The deal has some fascinating facets and ironies. Both Nationwide and Portman have been personae non grata with intermediaries in the past. The latter with its dual-pricing policy and the former with its unwillingness to involve brokers in retention practices.
No matter. The new organisation looks mean and strong – and those are just adjectives for the P&L account and the cost-income ratio once natural wastage and some inevitable streamlining takes place. What I’m excited about are the products.
A lender now bigger than Abbey or Lloyds TSB should be able to deliver cutting edge-products. Both mutuals have proud records on mainstream suites and it will be interesting to see how Nationwide now approaches the re-emerging first-time buyer market.
The specialist side is more interesting. UCB is a stalwart lender and a respected industry pioneer. But TMW is the groovier and more contemporary mover and has some market-leading dimensions which its partner doesn’t. It was bold and innovative with its BTL 009 product and its growth is a credit to Messrs Sharpe, Wyles and Howard who have demonstrated that a mutual that once had to refer applications above £500k to its board can embrace new-age intermediary requirements and bring about internal culture change.

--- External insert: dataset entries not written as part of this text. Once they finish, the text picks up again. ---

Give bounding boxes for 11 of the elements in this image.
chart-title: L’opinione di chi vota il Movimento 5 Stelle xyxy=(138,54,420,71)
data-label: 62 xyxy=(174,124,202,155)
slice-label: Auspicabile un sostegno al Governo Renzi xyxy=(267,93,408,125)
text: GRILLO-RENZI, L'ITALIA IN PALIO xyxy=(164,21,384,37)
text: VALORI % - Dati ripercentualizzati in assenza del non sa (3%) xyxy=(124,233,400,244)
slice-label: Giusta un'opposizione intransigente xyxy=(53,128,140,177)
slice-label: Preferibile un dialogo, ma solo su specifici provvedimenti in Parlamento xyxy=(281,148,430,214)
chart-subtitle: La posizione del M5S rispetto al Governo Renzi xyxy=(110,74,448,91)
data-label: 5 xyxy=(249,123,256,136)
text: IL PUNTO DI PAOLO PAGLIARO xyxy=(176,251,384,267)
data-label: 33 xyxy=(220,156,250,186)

No guesses then as to which brand I believe should now become the Nationwide’s intermediary arm. In doing so, Nationwide must engage more with a distribution channel which is enlarging and not receding (as it’s recent 2005 net lending performance testifies). Some of its intermediary plays in recent years have been interpreted as either tokenist or indeed begrudging. Who shapes the credit policy of the new group is now a critical question.
The merger has numerous consequences. HBOS now has someone else in its rear view mirror. I doubt HBOS will lose any traction but the new challenge will help to keep it honest. If a competitor makes 2007 a second successive annus mirabilis for it then we will all benefit.
Adolescent specialist lenders may be less pragmatic. If the outcome of the TMW-UCB exercise enhances Nationwide’s specialist offering (and a bigger balance sheet will surely provide greater capital for specialist lender investment) then some of the new players and smaller societies in the mutual sector could be in for some tailgating.
Finally, more mutual love-ins are inevitable. These may not feature the Earl Shilton or the Colesley but mutuals ranked between, say, numbers 10 and 30 may be practicing their foxtrots in front of the mirror.
With retention strategies conspiring to reduce market size and, given where we are in the property cycle itself, there may be markedly less business to go around for all from 2008 onwards.